L’édition 2008 fut plus un atelier de recherche qu’une démonstration de ce qui fonctionne, la grande variété des vins rencontrés ayant donné du fil à retordre aux participants pour trouver le nirvana des accords mets&vins. Une expérience toutefois intéressante pour comprendre les tenants et aboutissants des accords mets&vins.
En amuse-bouche, Taboulé de Cabillaud, émulsion de citron vert
L’amuse bouche permet traditionnellement de déguster des vins du dernier millésime mis en bouteille, et pour célébrer le grand millésime 2007, les deux appellation sont été mises à contribution : deux vins secs, l’un parfaitement vinifié et élevé par Guillaume Rapp dans l’AOC Alsace proposait le style variétal presque parfait, sans la surmaturité et son cortège de fruits exotiques, ni sous-maturité et ses arômes d’agrumes verts voire d’herbe coupé.
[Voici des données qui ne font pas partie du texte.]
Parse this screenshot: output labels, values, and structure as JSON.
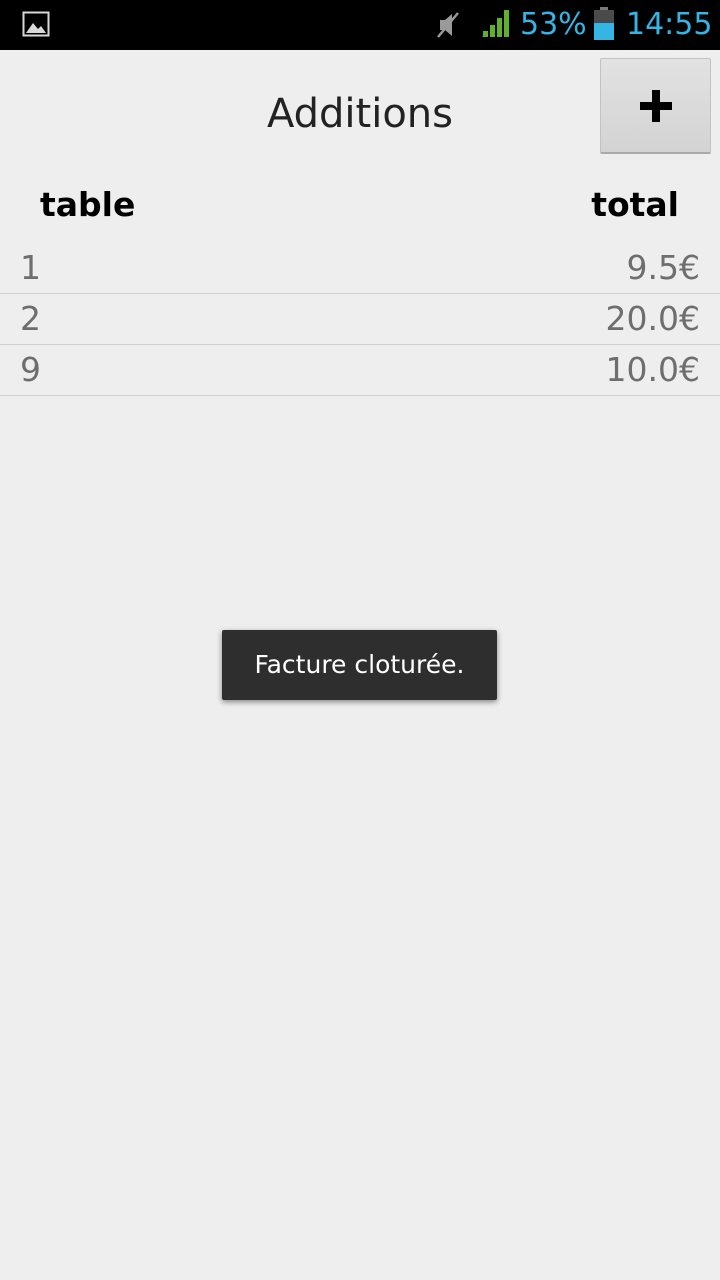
{
  "status_bar": {
    "battery_percent": "53%",
    "time": "14:55",
    "left_icon": "image-notification-icon",
    "icons": [
      "muted-speaker-icon",
      "signal-strength-icon",
      "battery-icon"
    ],
    "accent_color": "#33b5e5"
  },
  "header": {
    "title": "Additions",
    "add_button_icon": "plus-icon"
  },
  "list": {
    "columns": [
      "table",
      "total"
    ],
    "rows": [
      {
        "table": "1",
        "total": "9.5€"
      },
      {
        "table": "2",
        "total": "20.0€"
      },
      {
        "table": "9",
        "total": "10.0€"
      }
    ]
  },
  "toast": {
    "message": "Facture cloturée."
  }
}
Le Grand Cru Kaefferkopf de Maurice Schoech, première année que le célèbre lieu-dit accède enfin à l’AOC Alsace Grand Cru, a tenu son rang avec une salinité remarquable qui caractérise ce terroir à majorité granitique. La fine texture du taboulé aux grains très fins et le caractère iodé du cabillaud cru se marient remarquablement avec la salinité du Kaefferkopf pour procurer un des plus beaux accords de la soirée.
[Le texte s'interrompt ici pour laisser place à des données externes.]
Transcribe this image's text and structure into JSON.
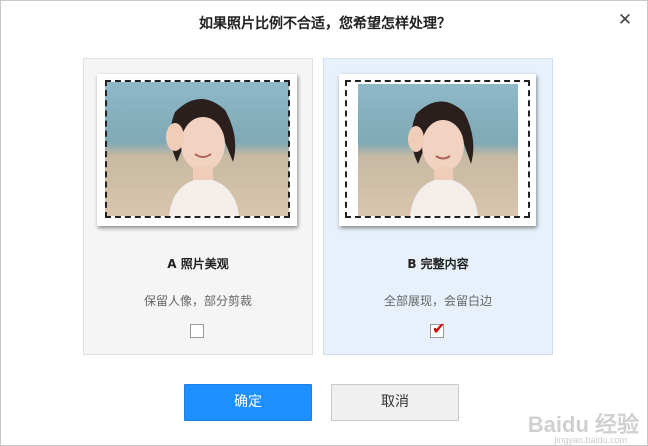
{
  "dialog": {
    "title": "如果照片比例不合适，您希望怎样处理？",
    "close_glyph": "✕"
  },
  "options": [
    {
      "label": "A 照片美观",
      "description": "保留人像，部分剪裁",
      "checked": false
    },
    {
      "label": "B 完整内容",
      "description": "全部展现，会留白边",
      "checked": true,
      "check_glyph": "✔"
    }
  ],
  "buttons": {
    "confirm": "确定",
    "cancel": "取消"
  },
  "colors": {
    "primary": "#1e8fff",
    "selected_card": "#e8f1fb",
    "unselected_card": "#f5f5f5",
    "checkmark": "#d40000"
  },
  "watermark": {
    "main": "Baidu 经验",
    "sub": "jingyan.baidu.com"
  }
}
Riesling 2007 – Jean et Guillaume Rapp : un vin techniquement sec, ample avec ne acidité mûre qui est parfaitement intégrée. Facile à boire. Très Bien
Riesling Grand Cru Kaefferkopf 2007 – Maurice Schoech : le nez est aromatique, légèrement surmuri, laissant place à une bouche ample, minérale à souhait avec une acidité droite qui donne de la longueur. Les 5g/l de sucre résiduel passent inaperçu tant la salinité est importante. Très Bien
Compressé de Foie Gras de Canard et Chutney de mangue, ananas et sésame
Un plat délicieux qui appelle des vendanges tardives, mais pas n’importe lesquelles. Si les deux vins jouent sur le registre aromatique des écorces d’agrume et sur un contraste entre moelleux et amertume en bouche, les deux terroirs donnent un répondant différent. Le terroir de schiste du Kastelberg et le millésime 2006 font une belle alliance sur le caractère animal du plat, l’amertume relavant le caractère gras du plat. En revanche, le chutney est à éviter car le sésame entre en dissonance et les fruits confits assomment le vin. Le Brand VT 95 est un vin puissant doté d’une forte liqueur, le terroir granitique apportant un peu de légèreté pour éviter que le vin ne sot trop massif. Ce vin s’accommode parfaitement du chutney et le caractère grillé du vin se plait même à jouer avec le sésame. Mais du coup le foie gras passe un peu inaperçu. Trouver le juste milieu tant coté plat que coté vin consistait à trouver le bon dosage de chutney à associer à un morceau de foie gras, et à l’associer à une gorgée de vin de la bonne quantité. Un exercice intellectuel passionnant, mais éprouvant !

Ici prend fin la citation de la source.